否定されたようで、でも否定とも言い切れない。
宙に浮いた感覚が残る。
ただ先に言っておくと、これは
「ダメだった」よりも、もっと構造的な問題だ。
「スキルが分からない」とは、どういう意味か
この言葉の正体は、かなりシンプル。
👉 評価する能力が、面談相手側にない
エンジニア派遣の2対2面談で同席するのは多くの場合、
- 営業
- コーディネーター
- 非エンジニア or 技術が浅い人
この層は、
- VBがどのレベルで書けるか
- SQLが「実務レベル」かどうか
- 保守と開発の違い
を言語化して判断できない。
だから出てくる言葉がこれだ。
「スキルの深さは、正直わからない」
これは評価ゼロではない。

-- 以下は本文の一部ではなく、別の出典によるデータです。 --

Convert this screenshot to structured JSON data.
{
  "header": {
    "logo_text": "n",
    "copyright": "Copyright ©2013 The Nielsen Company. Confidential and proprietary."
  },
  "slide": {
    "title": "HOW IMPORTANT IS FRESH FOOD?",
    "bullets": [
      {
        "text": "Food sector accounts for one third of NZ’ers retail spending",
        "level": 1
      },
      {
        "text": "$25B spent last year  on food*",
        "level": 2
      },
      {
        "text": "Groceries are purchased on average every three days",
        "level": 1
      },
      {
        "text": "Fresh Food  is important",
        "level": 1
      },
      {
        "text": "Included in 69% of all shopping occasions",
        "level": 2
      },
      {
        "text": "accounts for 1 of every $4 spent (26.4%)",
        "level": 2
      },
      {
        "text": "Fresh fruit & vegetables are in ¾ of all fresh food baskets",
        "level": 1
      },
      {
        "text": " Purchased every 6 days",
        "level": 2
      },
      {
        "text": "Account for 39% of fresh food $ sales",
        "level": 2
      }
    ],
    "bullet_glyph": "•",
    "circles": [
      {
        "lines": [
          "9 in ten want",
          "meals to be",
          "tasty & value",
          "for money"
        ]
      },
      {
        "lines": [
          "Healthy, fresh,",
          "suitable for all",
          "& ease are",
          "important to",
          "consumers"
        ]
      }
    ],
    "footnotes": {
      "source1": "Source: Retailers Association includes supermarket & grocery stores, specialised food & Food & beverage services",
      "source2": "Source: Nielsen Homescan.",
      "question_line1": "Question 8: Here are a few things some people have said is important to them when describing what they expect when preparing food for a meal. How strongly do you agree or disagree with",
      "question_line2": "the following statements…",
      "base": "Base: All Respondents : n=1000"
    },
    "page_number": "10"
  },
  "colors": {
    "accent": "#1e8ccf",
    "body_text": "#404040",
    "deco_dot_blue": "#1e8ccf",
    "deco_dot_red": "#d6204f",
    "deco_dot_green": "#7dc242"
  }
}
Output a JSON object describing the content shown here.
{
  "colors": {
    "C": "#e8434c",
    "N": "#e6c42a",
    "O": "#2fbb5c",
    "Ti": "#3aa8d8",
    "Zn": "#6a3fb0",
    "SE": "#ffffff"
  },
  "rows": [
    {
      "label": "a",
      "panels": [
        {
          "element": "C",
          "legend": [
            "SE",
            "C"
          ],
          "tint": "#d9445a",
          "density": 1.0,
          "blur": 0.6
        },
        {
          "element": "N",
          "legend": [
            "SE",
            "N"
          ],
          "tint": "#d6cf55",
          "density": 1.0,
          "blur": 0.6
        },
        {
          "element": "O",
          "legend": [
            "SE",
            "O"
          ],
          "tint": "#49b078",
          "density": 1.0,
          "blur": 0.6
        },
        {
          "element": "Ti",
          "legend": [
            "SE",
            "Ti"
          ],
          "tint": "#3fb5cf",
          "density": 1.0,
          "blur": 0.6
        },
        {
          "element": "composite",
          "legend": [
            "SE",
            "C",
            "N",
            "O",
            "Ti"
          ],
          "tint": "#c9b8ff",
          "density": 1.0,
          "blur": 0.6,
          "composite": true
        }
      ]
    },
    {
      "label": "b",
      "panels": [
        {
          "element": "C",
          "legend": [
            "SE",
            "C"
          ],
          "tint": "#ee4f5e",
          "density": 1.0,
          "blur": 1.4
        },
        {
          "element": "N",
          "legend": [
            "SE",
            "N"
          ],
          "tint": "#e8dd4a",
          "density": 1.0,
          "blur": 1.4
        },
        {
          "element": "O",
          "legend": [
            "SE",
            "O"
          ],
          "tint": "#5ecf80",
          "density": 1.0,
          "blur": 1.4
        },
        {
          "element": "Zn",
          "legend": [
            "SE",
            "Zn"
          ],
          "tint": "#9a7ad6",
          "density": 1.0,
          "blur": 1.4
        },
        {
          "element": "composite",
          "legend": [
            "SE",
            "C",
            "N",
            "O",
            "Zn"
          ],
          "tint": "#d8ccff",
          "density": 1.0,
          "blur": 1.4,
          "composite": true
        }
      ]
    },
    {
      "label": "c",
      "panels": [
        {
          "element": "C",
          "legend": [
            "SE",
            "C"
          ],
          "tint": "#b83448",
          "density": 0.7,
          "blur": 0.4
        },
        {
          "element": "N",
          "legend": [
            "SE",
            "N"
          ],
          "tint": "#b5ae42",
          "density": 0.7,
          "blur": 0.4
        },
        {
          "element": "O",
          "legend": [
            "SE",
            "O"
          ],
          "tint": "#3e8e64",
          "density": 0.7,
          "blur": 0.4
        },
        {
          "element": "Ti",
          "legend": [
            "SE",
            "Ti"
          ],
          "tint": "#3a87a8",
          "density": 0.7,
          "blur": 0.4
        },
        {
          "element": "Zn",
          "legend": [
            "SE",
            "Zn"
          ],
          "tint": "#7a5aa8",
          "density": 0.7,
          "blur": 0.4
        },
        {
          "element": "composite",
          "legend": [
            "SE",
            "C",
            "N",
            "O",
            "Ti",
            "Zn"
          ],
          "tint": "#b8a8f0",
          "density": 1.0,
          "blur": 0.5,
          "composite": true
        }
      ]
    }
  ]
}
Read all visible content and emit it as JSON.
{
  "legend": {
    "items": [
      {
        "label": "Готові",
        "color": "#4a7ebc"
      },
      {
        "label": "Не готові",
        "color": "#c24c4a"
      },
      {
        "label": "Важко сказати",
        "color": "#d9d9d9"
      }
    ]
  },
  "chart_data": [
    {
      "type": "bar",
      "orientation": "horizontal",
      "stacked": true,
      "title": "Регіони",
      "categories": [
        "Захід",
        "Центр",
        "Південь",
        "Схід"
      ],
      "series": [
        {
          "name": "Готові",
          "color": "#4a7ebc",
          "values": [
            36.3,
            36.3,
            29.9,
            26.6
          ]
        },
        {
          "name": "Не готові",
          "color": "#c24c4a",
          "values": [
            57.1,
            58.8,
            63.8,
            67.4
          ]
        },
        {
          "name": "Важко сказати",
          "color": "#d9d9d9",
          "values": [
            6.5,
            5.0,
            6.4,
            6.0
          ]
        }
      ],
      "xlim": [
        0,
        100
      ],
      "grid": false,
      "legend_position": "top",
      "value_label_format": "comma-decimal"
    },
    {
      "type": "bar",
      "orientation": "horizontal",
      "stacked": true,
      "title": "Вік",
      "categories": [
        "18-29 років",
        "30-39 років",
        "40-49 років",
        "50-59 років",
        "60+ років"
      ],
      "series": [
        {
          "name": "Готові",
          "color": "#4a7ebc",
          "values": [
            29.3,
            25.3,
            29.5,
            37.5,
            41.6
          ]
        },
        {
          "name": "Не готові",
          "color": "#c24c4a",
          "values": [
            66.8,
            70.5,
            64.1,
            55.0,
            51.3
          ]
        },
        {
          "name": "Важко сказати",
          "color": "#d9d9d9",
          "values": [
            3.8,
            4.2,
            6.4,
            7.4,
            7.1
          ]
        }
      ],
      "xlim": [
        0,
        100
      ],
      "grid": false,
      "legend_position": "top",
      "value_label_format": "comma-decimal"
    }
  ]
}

評価不能だ
重要なのはここ。
- ❌ スキルが低い → 評価
- ⭕ スキルが分からない → 未評価
この二つは、まったく別物。
今回あなたが置かれたのは
「判断材料が足りなかった」状態であって、
「不足している」と断定されたわけではない。
合否確率はどうなるか(現実的な数字)
このケースの合否確率は、正直こうなる。
✅ 合格確率:20〜35%
❌ 不合格( or 見送り):65〜80%
理由は冷酷だけど、派遣の構造上こうなる。
なぜ「分からない」は不利なのか
① 派遣は「分からない人」を通さない
派遣は
即戦力前提
説明コストを嫌う
世界。
現場に出す側からすると、
- 説明が必要
- 補足が必要
- 実力保証ができない
人材は、どうしても後回しになる。
② 派遣会社は「説明できる人材」を優先する
派遣会社が一番嫌うのは、
「あの人、どのくらいできるんですか?」
と元請けに聞かれて、
答えられないこと。
だから営業は、
- 説明しやすい人
- 過去案件が分かりやすい人
- 技術レベルを定型文で語れる人
を前に出す。
じゃあ、なぜ即NGにならなかったのか
ここが重要。
もし本当にダメなら、
「スキル不足ですね」
「今回は厳しいです」
と即座に切られる。
それがなかったということは、
- 話し方
- 受け答え
- 雰囲気
- 人柄
このあたりは悪くなかった可能性が高い。
つまり、
「技術が分からないが、人としては切れない」
という評価。
このケースでの「正しい受け止め方」
❌ やってはいけない
- 自分は実力がないと思い込む
- 技術力を過小評価する
- 次の面談で萎縮する
⭕ 正しい理解
- 説明設計が足りなかった
- 技術の問題ではなく、伝達の問題
- 派遣向けの見せ方にズレがあった
次に同じことを言われないための修正点
① 「できます」ではなく「何を、どうやって」を言う
❌
「VBできます」
⭕
「VB6で、CSV取込→チェック→集計→帳票出力を一人で回していました」
② 数字・回数・期間を必ず入れる
- ○年
- ○件
- ○人規模
- ○本のマクロ
これがあるだけで
評価可能なスキルに変わる。
③ 「現場での立ち位置」を明確にする
- 設計担当
- 改修メイン
- 問い合わせ対応
- テスト・調査役
これが曖昧だと、
「分からない」と言われやすい。
ソロログ的まとめ
「スキルが分からない」と言われた面談は、
失敗ではなく、設計ミス。
あなたの実力が足りないのではない。
派遣向けに“翻訳”されていなかっただけ。
この経験は、
次の面談で確実に活きる。
最後に一言
派遣面談は
実力 × 伝え方 × 説明者の技術理解
で決まる。
今回は
「説明者ガチャ」が外れただけ、
という見方も、現実的には正しい。